Oxyfuel boosting also uses oxygen for combustion rather than air. It raises flame temperatures by eliminating nitrogen and increasing the oxygen concentration. It also raises the concentration of CO2 and H2O in the vicinity of the flame. And since these gases are mainly responsible for thermal radiation, they make gas jets more efficient.
Oxyfuel boost technology is primarily used in glass furnaces to:
Increase furnace pull rates
Improve product quality
Extend furnace life by preventing regenerator checker failures
Zero-port boosting
Using oxyfuel burners to boost the melting capacity of glass furnaces is a proven technology, especially in float furnaces. Over the past five years, furnaces with conventional zero-port oxyfuel technology have provided the industry with significant information on oxyfuel boosting. Feeding 10-15% more energy into the furnace in the critical melting area, for example, can boost pull rates, quality levels and furnace life.
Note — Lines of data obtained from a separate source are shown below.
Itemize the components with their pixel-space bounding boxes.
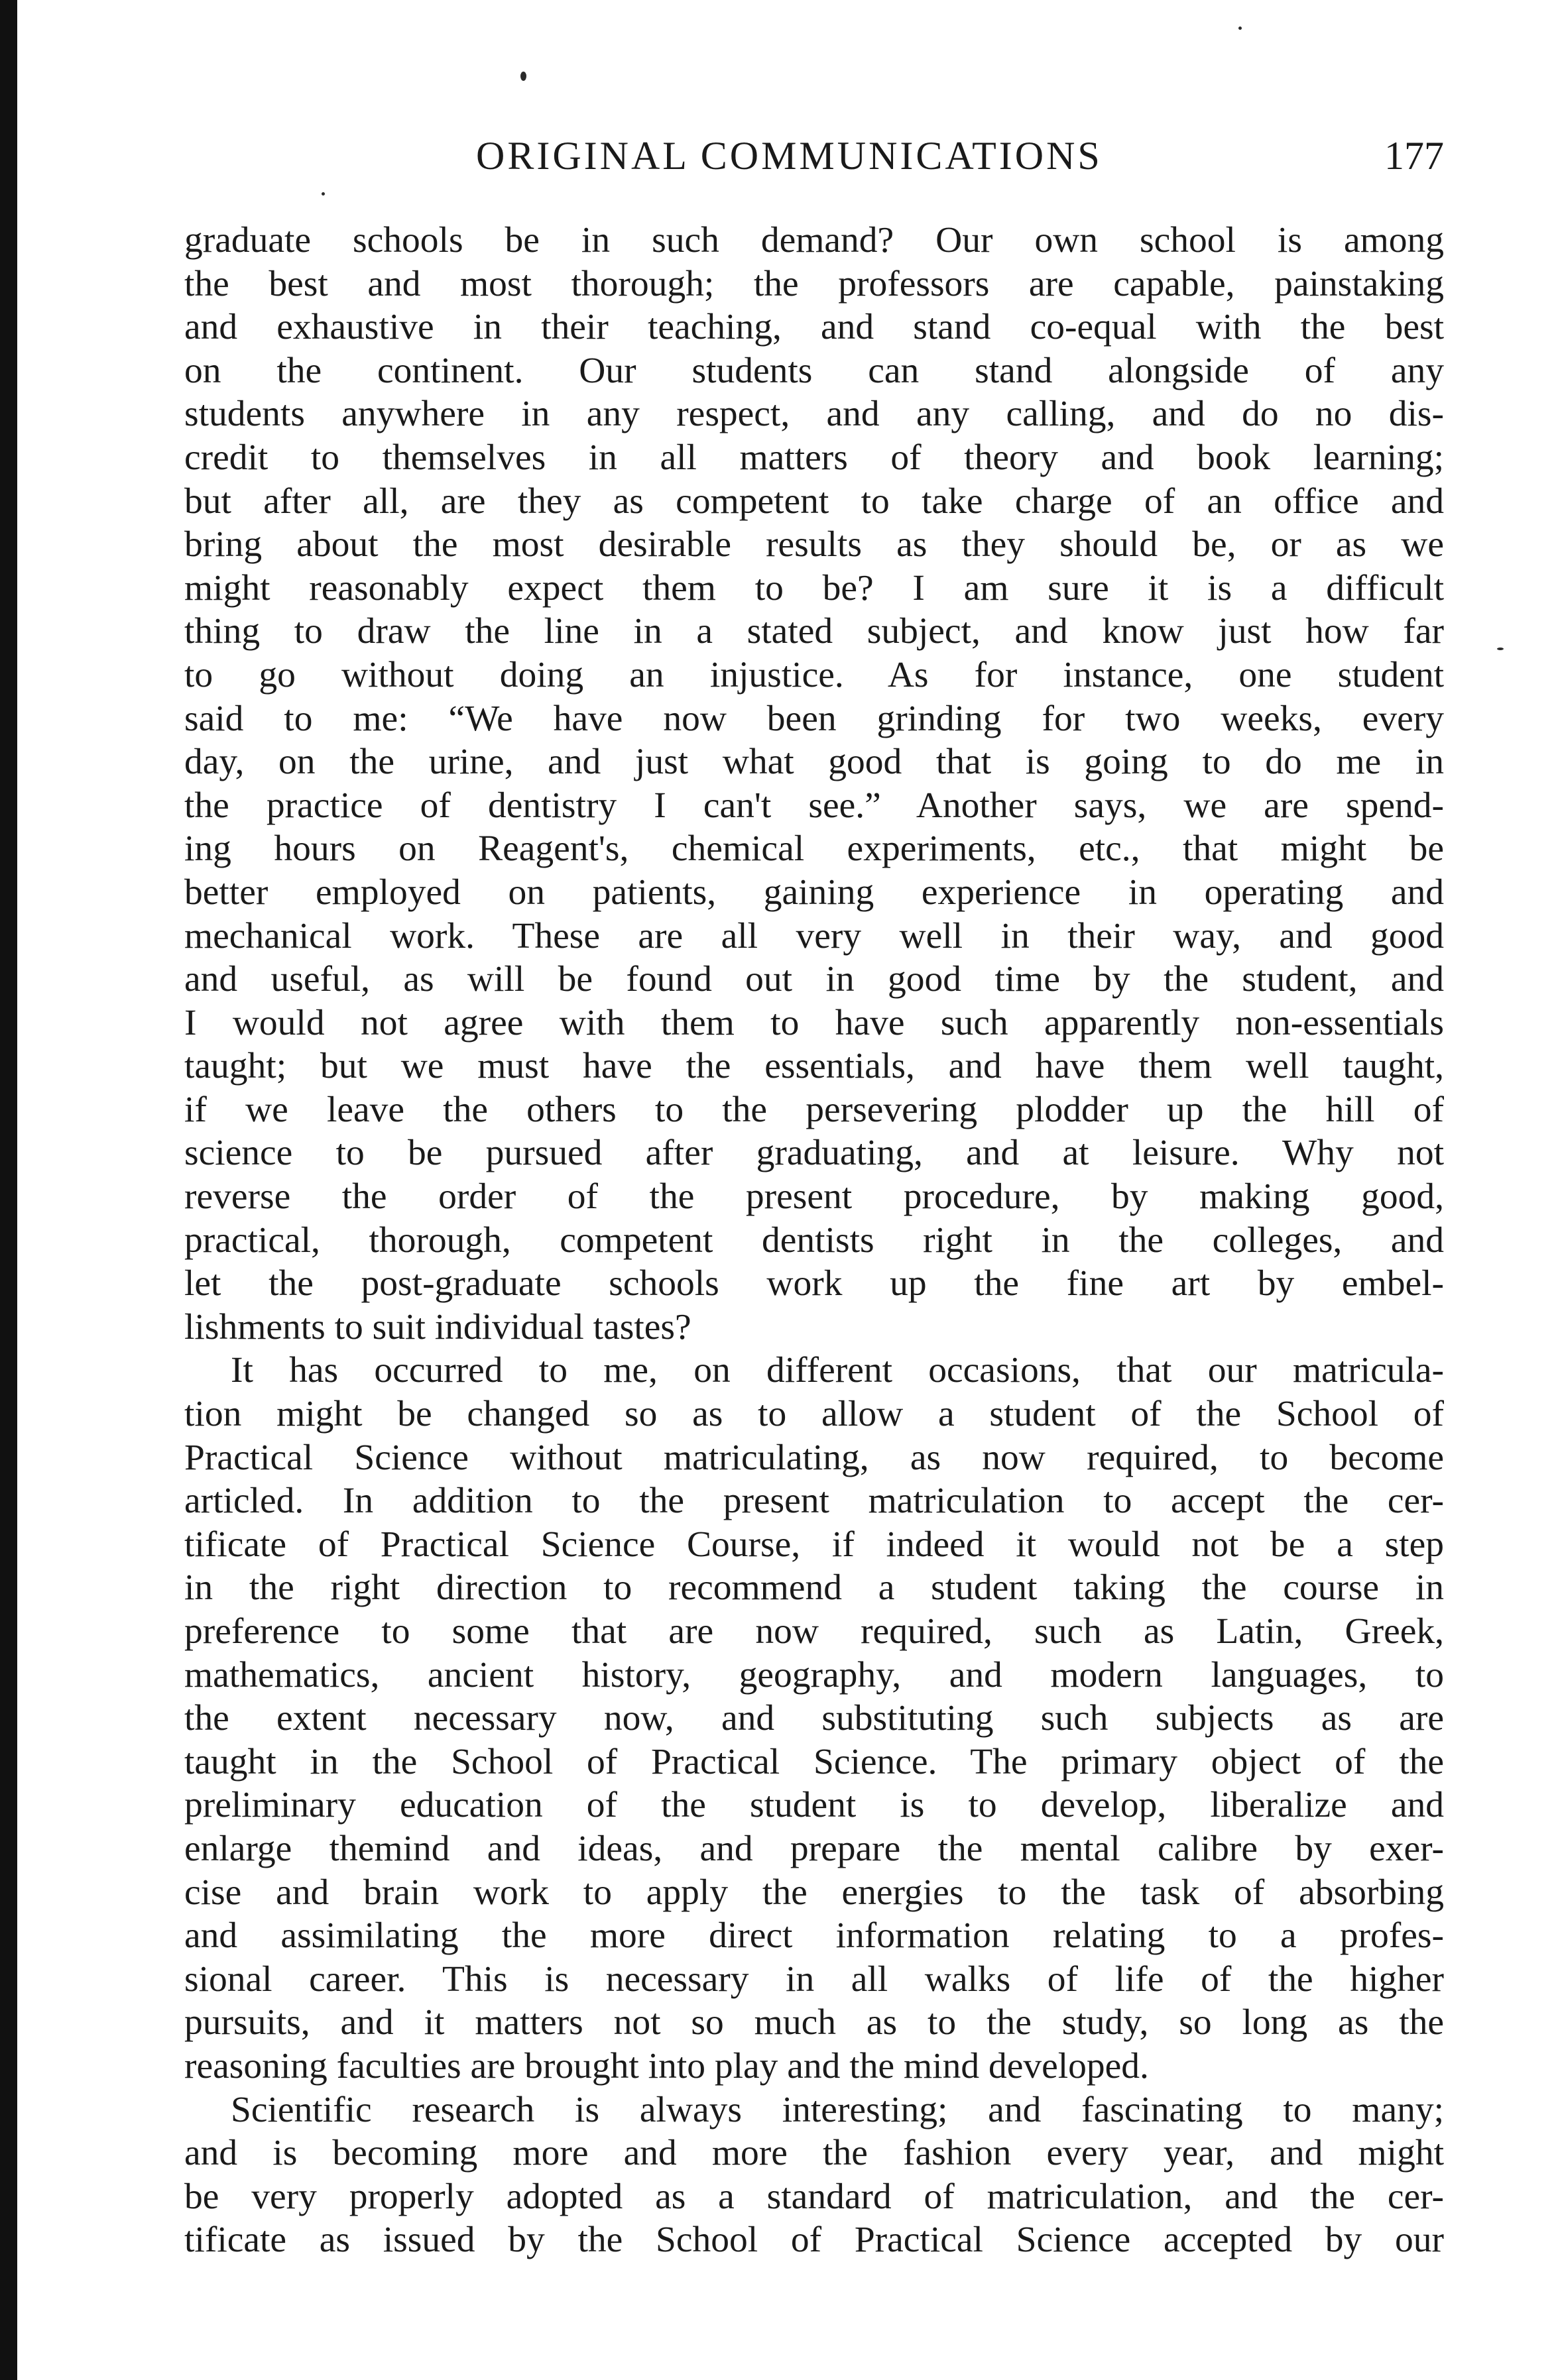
text-line: the best and most thorough; the professors are capable, painstaking [184,263,1444,304]
text-line: tion might be changed so as to allow a student of the School of [184,1394,1444,1435]
body-text [184,219,1444,2262]
text-line: credit to themselves in all matters of theory and book learning; [184,437,1444,478]
scan-speck [1238,27,1242,30]
page-number: 177 [1384,134,1444,178]
text-line: Practical Science without matriculating, as now required, to become [184,1437,1444,1478]
text-line: mechanical work. These are all very well in their way, and good [184,915,1444,956]
text-line: taught in the School of Practical Science. The primary object of the [184,1741,1444,1782]
text-line: pursuits, and it matters not so much as to the study, so long as the [184,2002,1444,2043]
text-line: tificate of Practical Science Course, if indeed it would not be a step [184,1524,1444,1565]
text-line: but after all, are they as competent to take charge of an office and [184,481,1444,522]
text-line: day, on the urine, and just what good that is going to do me in [184,742,1444,783]
scan-speck [1497,648,1504,650]
text-line: lishments to suit individual tastes? [184,1306,691,1347]
paragraph [184,1349,1444,2088]
text-line: sional career. This is necessary in all walks of life of the higher [184,1958,1444,2000]
text-line: bring about the most desirable results as they should be, or as we [184,524,1444,565]
text-line: Scientific research is always interesting; and fascinating to many; [231,2089,1444,2130]
scan-speck [322,192,325,196]
text-line: I would not agree with them to have such apparently non-essentials [184,1002,1444,1043]
text-line: articled. In addition to the present matriculation to accept the cer- [184,1481,1444,1522]
text-line: science to be pursued after graduating, and at leisure. Why not [184,1133,1444,1174]
text-line: if we leave the others to the persevering plodder up the hill of [184,1089,1444,1130]
text-line: preliminary education of the student is to develop, liberalize and [184,1785,1444,1826]
text-line: students anywhere in any respect, and any calling, and do no dis- [184,394,1444,435]
text-line: and exhaustive in their teaching, and stand co-equal with the best [184,307,1444,348]
text-line: tificate as issued by the School of Practical Science accepted by our [184,2220,1444,2261]
text-line: might reasonably expect them to be? I am sure it is a difficult [184,567,1444,608]
running-title: ORIGINAL COMMUNICATIONS [476,134,1103,178]
text-line: let the post-graduate schools work up the fine art by embel- [184,1263,1444,1304]
text-line: better employed on patients, gaining experience in operating and [184,872,1444,913]
text-line: be very properly adopted as a standard of matriculation, and the cer- [184,2176,1444,2217]
text-line: on the continent. Our students can stand alongside of any [184,350,1444,391]
text-line: preference to some that are now required, such as Latin, Greek, [184,1611,1444,1652]
text-line: said to me: “We have now been grinding for two weeks, every [184,698,1444,739]
text-line: in the right direction to recommend a student taking the course in [184,1567,1444,1609]
text-line: and useful, as will be found out in good time by the student, and [184,959,1444,1000]
text-line: cise and brain work to apply the energies to the task of absorbing [184,1872,1444,1913]
text-line: ing hours on Reagent's, chemical experiments, etc., that might be [184,828,1444,870]
text-line: reverse the order of the present procedure, by making good, [184,1176,1444,1218]
text-line: and is becoming more and more the fashion every year, and might [184,2133,1444,2174]
text-line: enlarge themind and ideas, and prepare the mental calibre by exer- [184,1828,1444,1869]
paragraph [184,2088,1444,2262]
paragraph [184,219,1444,1349]
text-line: and assimilating the more direct information relating to a profes- [184,1915,1444,1956]
text-line: the extent necessary now, and substituting such subjects as are [184,1698,1444,1739]
text-line: taught; but we must have the essentials, and have them well taught, [184,1046,1444,1087]
text-line: It has occurred to me, on different occasions, that our matricula- [231,1350,1444,1391]
text-line: thing to draw the line in a stated subject, and know just how far [184,611,1444,652]
text-line: practical, thorough, competent dentists right in the colleges, and [184,1219,1444,1261]
text-line: to go without doing an injustice. As for instance, one student [184,654,1444,695]
text-line: mathematics, ancient history, geography, and modern languages, to [184,1654,1444,1695]
scan-speck [520,72,526,81]
running-head [184,126,1444,186]
text-line: graduate schools be in such demand? Our own school is among [184,220,1444,260]
text-line: the practice of dentistry I can't see.” Another says, we are spend- [184,785,1444,826]
text-line: reasoning faculties are brought into play and the mind developed. [184,2045,1149,2086]
page-binding-edge [0,0,17,2380]
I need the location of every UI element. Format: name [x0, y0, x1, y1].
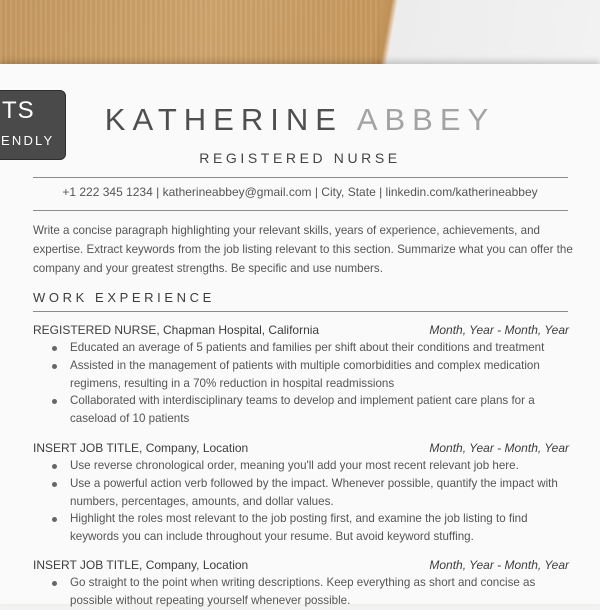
job-header	[33, 556, 569, 574]
job-role: INSERT JOB TITLE, Company, Location	[33, 558, 249, 572]
job-entry	[33, 556, 569, 610]
job-bullet: Use a powerful action verb followed by the impact. Whenever possible, quantify the impact with numbers, percentages, amounts, and dollar values.	[33, 475, 569, 511]
divider	[33, 177, 568, 178]
job-header	[33, 321, 569, 339]
job-bullet: Highlight the roles most relevant to the job posting first, and examine the job listing to find keywords you can include throughout your resume. But avoid keyword stuffing.	[33, 510, 569, 546]
job-title: REGISTERED NURSE	[199, 150, 401, 166]
job-header	[33, 439, 569, 457]
job-role: INSERT JOB TITLE, Company, Location	[33, 441, 249, 455]
job-dates: Month, Year - Month, Year	[429, 441, 569, 455]
divider	[33, 311, 568, 312]
summary-paragraph: Write a concise paragraph highlighting your relevant skills, years of experience, achievements, and expertise. Extract keywords from the job listing relevant to this section. Summarize what you can offer the company and your greatest strengths. Be specific and use numbers.	[33, 224, 573, 275]
job-dates: Month, Year - Month, Year	[429, 323, 569, 337]
kraft-paper-texture	[0, 0, 380, 70]
candidate-name	[0, 102, 600, 138]
first-name: KATHERINE	[104, 102, 343, 137]
job-bullet: Use reverse chronological order, meaning you'll add your most recent relevant job here.	[33, 457, 569, 475]
job-dates: Month, Year - Month, Year	[429, 558, 569, 572]
section-title-work-experience: WORK EXPERIENCE	[33, 290, 215, 305]
job-bullet: Assisted in the management of patients with multiple comorbidities and complex medication regimens, resulting in a 70% reduction in hospital readmissions	[33, 357, 569, 393]
badge-line-1: TS	[2, 97, 35, 124]
job-bullet: Collaborated with interdisciplinary teams to develop and implement patient care plans for a caseload of 10 patients	[33, 392, 569, 428]
job-bullets	[33, 339, 569, 428]
job-bullets	[33, 574, 569, 610]
job-entry	[33, 321, 569, 428]
contact-line: +1 222 345 1234 | katherineabbey@gmail.com | City, State | linkedin.com/katherineabbey	[62, 185, 538, 199]
job-bullet: Educated an average of 5 patients and families per shift about their conditions and treatment	[33, 339, 569, 357]
divider	[33, 210, 568, 211]
last-name: ABBEY	[356, 102, 496, 137]
job-role: REGISTERED NURSE, Chapman Hospital, California	[33, 323, 320, 337]
job-entry	[33, 439, 569, 546]
badge-line-2: ENDLY	[1, 133, 55, 148]
job-bullets	[33, 457, 569, 546]
job-bullet: Go straight to the point when writing descriptions. Keep everything as short and concise as possible without repeating yourself whenever possible.	[33, 574, 569, 610]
Convective Glass Melting (CGM) boosting
Integrating CGM burners into a furnace crown boosts melting capacity and enables manufacturers to achieve maximum output. This unique oxyfuel boosting technology transfers more energy to the glass melt by positioning the burner vertically instead of horizontally. This triggers convection, which combines with regular radiant transfer to boost heat transfer rates.
Hot-spot boosting
Hot-spot boosting is typically installed in end-port fired regenerative furnaces. However, it can also be applied to unit melters or recuperative furnaces. It is compatible with all types of glass and typically involves positioning two oxyfuel burners at a furnace’s hot spot. These burners can then be used to enhance glass convection currents, which improve residence time and increase quality. Adding more fuel enables more glass to be melted in the same furnace.